Who needs a rigged and flawed beauty contest anyway?
There’s lots of stats on the Messagespace site. So I’ve just spent the evening looking through the list of Messagespace advert publishers according to Messagespace, all 35 of them, looking for more stats.
Just out of curiosity, like.
And what did I find?
On the 35 publishers there were:
- 45 advert spaces
- 36 visible adverts for Messagespace.
- 1 publisher had 2 visible adverts served by Messagespace (advertising Messagespace) also had 10 other Messagespace codeblocks, but not showing ads on the page (I don’t know why, I didn’t look that closely)
- 3 publishers listed on the Messagespace site had no adverts showing or any Messagespace code in the source code
- the two magazines were advertising themselves
- erm. That’s about it
I’m not going to do any percentages cos it’s late and I can’t be arsed now, but 36 ads for the ad server on 35 publishers with 46 ad spaces. What is it? Some sort of ad world Ponzi scheme*? How many of these 800,000 users** are gonna need the services of an internet advertising network?
The raw data (.xls) (it doesn’t tell you anything I haven’t already)
*I’m not implying there is something illegal is being done, but all those bloggers advertising the ad agency that’s serving them ads? Where is all this money coming from?
**A bit of a contentious issue is figures
A measured analysis of why the Telegraph Twitterfall gave us lols. Well, I say measured, it’s a bit more than just ‘hahahaha! Idiots’
I blog, you blog, they blog, weblog…
…the Telegraph’s major error in this case was that they put the thing up two days before the budget is actually going to be announced.
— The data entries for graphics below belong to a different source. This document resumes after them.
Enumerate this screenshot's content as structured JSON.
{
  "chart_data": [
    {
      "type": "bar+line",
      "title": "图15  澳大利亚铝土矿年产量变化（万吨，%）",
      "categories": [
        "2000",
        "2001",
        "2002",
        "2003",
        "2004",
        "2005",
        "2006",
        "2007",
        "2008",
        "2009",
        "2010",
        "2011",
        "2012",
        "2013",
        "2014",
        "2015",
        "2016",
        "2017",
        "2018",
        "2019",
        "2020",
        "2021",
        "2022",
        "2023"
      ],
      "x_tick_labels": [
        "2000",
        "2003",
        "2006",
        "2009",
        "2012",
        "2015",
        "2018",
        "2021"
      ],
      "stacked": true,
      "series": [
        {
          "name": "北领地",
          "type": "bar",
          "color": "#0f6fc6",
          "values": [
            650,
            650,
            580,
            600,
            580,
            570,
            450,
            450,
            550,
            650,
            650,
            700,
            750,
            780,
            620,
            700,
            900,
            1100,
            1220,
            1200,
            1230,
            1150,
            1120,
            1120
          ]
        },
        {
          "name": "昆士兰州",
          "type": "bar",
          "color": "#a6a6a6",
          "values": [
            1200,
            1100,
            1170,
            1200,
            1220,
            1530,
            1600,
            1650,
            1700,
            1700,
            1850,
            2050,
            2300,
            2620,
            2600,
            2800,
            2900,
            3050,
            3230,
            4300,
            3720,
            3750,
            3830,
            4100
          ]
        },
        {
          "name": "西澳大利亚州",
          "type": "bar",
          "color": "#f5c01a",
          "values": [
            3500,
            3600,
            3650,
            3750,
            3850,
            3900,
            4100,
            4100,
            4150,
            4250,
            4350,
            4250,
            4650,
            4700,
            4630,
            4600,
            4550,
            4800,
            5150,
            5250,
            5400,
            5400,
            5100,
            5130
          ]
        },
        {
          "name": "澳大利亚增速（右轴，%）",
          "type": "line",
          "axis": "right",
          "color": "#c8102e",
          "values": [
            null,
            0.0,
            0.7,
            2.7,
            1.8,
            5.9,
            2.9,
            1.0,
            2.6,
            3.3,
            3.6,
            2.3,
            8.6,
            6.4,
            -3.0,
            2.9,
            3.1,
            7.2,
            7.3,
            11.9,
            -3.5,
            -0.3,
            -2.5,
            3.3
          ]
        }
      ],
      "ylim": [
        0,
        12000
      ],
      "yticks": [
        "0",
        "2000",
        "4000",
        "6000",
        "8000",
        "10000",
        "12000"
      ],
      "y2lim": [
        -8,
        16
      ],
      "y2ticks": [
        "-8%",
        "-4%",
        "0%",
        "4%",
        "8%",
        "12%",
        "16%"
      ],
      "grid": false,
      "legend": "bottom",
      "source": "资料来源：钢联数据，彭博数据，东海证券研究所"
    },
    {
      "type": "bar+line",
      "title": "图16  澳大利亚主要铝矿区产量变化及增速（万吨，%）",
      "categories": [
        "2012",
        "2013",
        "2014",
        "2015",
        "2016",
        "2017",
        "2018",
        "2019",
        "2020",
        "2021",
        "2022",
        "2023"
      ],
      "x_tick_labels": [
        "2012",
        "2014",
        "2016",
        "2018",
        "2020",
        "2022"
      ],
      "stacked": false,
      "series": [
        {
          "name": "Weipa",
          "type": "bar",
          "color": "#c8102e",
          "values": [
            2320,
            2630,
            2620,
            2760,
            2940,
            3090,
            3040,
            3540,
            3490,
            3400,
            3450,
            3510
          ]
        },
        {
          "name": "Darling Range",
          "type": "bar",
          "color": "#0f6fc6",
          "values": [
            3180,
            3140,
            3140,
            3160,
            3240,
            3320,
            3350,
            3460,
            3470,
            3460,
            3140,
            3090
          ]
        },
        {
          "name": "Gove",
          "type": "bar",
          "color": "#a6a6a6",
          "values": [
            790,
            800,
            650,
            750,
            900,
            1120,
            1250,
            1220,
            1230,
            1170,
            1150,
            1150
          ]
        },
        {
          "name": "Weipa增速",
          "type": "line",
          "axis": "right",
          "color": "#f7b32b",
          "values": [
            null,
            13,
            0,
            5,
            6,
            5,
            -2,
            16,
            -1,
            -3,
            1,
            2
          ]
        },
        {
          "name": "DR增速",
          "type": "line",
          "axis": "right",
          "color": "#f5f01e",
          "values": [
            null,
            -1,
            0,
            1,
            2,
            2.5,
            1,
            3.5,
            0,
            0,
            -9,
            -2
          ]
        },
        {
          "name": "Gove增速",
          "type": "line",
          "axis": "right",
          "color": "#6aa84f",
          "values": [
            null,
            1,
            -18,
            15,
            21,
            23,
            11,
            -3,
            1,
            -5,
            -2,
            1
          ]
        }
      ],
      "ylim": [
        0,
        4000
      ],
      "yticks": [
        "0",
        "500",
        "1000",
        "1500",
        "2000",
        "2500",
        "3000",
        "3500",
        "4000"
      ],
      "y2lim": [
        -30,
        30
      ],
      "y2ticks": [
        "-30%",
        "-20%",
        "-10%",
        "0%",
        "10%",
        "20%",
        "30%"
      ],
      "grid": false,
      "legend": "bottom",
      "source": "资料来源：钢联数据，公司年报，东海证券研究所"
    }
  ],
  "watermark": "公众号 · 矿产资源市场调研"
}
The amount of natural real-time discussion of the budget was therefore minimal; in the absence of anybody saying anything else, it was possible to hijack what was displayed on the Telegraph site almost by accident – this wasn’t a co-ordinated attack in any sense, just a few people idly goofing around.
…
It’s as if Newsnight, in the middle of a piece on Bolivian land reform, suddenly announced “and now we’re going over live to the saloon bar of The Dog & Duck to see what their opinion is” – except the patrons of The Dog & Duck hadn’t been discussing Bolivian land reform, and weren’t told anything about Newsnight’s plans until the moment that they blinkingly realised they were on national television. What would you expect? You might get lucky, and someone who’d read the papers might mutter something about Evo Morales’ significance as the country’s first indigenous leader. But most likely there’d be a bemused pause, followed by nervous laughter, followed by someone shouting “wankers!” and Terry getting his knob out.
I’m not sure about the rest of it, to be honest, but the comparison with the pub is spot on.